What you need to know:

  • Led by 1975 Dutch sportsman of the year and 10,000 metres national champion Hermens, Global Sports Communication boasts of having nurtured the careers of the world’s finest athletes.
  • Through guidance from some of the world’s best coaches, including Kenya’s Patrick Sang and Ethiopian-born Dutchman Getaneh Tessema, the GSC stable has groomed the likes of Ethiopia’s superstar trio of Haile Gebrselassie, Bekele and Almaz Ayana, along with Kenya’s marathon stars.

Eliud Kipchoge’s NN Running Team, which mainly features star Kenyan, Dutch and Ethiopian athletes, maintained its assault on major global marathons with Kenenisa Bekele (2:01:41) winning last weekend’s Berlin Marathon just two seconds outside Kipchoge’s world record.

It was a double by the NN Running Team in the German capital as another member of the team, Ethiopia’s Ashete Bekere, won the women’s race in 2:20:14.

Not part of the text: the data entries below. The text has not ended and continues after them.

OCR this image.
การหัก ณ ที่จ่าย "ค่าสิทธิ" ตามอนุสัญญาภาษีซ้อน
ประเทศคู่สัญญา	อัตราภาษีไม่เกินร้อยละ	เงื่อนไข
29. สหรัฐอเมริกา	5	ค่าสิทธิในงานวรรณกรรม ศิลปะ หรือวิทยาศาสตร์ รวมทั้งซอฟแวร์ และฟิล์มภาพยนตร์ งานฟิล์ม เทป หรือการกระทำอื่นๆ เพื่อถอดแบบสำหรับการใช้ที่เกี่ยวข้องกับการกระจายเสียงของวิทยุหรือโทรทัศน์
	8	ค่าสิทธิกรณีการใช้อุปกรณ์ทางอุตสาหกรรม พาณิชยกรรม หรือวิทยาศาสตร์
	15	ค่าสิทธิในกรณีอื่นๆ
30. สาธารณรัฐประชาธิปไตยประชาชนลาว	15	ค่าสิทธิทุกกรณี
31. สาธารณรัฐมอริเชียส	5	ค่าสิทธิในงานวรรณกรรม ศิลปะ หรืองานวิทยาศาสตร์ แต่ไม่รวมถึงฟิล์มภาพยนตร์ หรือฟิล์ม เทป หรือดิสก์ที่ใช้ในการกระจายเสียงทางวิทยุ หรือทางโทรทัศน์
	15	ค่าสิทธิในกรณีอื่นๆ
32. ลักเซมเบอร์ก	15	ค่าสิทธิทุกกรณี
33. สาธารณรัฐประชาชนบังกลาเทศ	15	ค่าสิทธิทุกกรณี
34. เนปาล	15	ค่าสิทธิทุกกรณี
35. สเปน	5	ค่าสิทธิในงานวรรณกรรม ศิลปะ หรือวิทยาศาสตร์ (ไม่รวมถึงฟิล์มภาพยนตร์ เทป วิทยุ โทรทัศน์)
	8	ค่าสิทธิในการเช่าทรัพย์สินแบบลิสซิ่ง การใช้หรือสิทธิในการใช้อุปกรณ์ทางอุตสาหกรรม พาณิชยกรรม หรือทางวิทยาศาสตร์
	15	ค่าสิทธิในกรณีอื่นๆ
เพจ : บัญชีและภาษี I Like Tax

Bekele’s win came after Sifan Hassan, another member of the NN Running Team, won her first World Championship title, taking the 10,000m in Doha on Saturday night.

Kipchoge, world cross country and half marathon champion Geoffrey Kamworor alongside former Chicago Marathon men’s and women’s champions Abel Kirui and Florence Kiplagat are all part of the NN Running team headquartered in Nijmegen, the Netherlands.

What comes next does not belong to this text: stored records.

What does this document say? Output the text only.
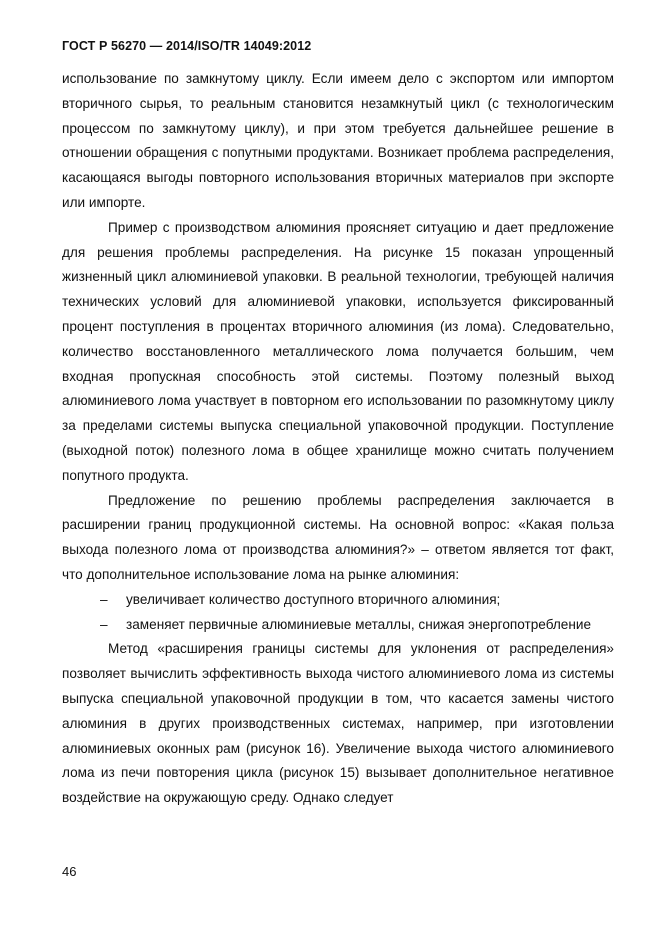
ГОСТ Р 56270 — 2014/ISO/TR 14049:2012

использование по замкнутому циклу. Если имеем дело с экспортом или импортом вторичного сырья, то реальным становится незамкнутый цикл (с технологическим процессом по замкнутому циклу), и при этом требуется дальнейшее решение в отношении обращения с попутными продуктами. Возникает проблема распределения, касающаяся выгоды повторного использования вторичных материалов при экспорте или импорте.

Пример с производством алюминия проясняет ситуацию и дает предложение для решения проблемы распределения. На рисунке 15 показан упрощенный жизненный цикл алюминиевой упаковки. В реальной технологии, требующей наличия технических условий для алюминиевой упаковки, используется фиксированный процент поступления в процентах вторичного алюминия (из лома). Следовательно, количество восстановленного металлического лома получается большим, чем входная пропускная способность этой системы. Поэтому полезный выход алюминиевого лома участвует в повторном его использовании по разомкнутому циклу за пределами системы выпуска специальной упаковочной продукции. Поступление (выходной поток) полезного лома в общее хранилище можно считать получением попутного продукта.

Предложение по решению проблемы распределения заключается в расширении границ продукционной системы. На основной вопрос: «Какая польза выхода полезного лома от производства алюминия?» – ответом является тот факт, что дополнительное использование лома на рынке алюминия:

– увеличивает количество доступного вторичного алюминия;

– заменяет первичные алюминиевые металлы, снижая энергопотребление

Метод «расширения границы системы для уклонения от распределения» позволяет вычислить эффективность выхода чистого алюминиевого лома из системы выпуска специальной упаковочной продукции в том, что касается замены чистого алюминия в других производственных системах, например, при изготовлении алюминиевых оконных рам (рисунок 16). Увеличение выхода чистого алюминиевого лома из печи повторения цикла (рисунок 15) вызывает дополнительное негативное воздействие на окружающую среду. Однако следует

46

The team is a brainchild of Dutch athlete and event management company, Global Sports Communication, and its director Jos Hermens, a former Dutch distance running champion.

It’s a partnership between Global Sports Communication, American sportswear giants Nike and the NN Group, a Dutch insurance and asset management concern.

Led by 1975 Dutch sportsman of the year and 10,000 metres national champion Hermens, Global Sports Communication boasts of having nurtured the careers of the world’s finest athletes.

Through guidance from some of the world’s best coaches, including Kenya’s Patrick Sang and Ethiopian-born Dutchman Getaneh Tessema, the GSC stable has groomed the likes of Ethiopia’s superstar trio of Haile Gebrselassie, Bekele and Almaz Ayana, along with Kenya’s marathon stars.

The concept of having runners compete as teams, as is in the case in motorsports, is an idea Kipchoge has embraced and praised before.

“We have to make this a running world and I would like to see teams competing in athletics, just as they do in Formula One,” he told me in a recent interview. many of the pacemakers for the

INEOS 1:59 Challenge will be drawn from the NN Running Team stable, although Hermens’ team have been liberal enough to include top athletes from other stables and teams.

Kipchoge also sees this mix of athletes and nationalities a good advertisement for athletics and a good way to make the sport more popular and global.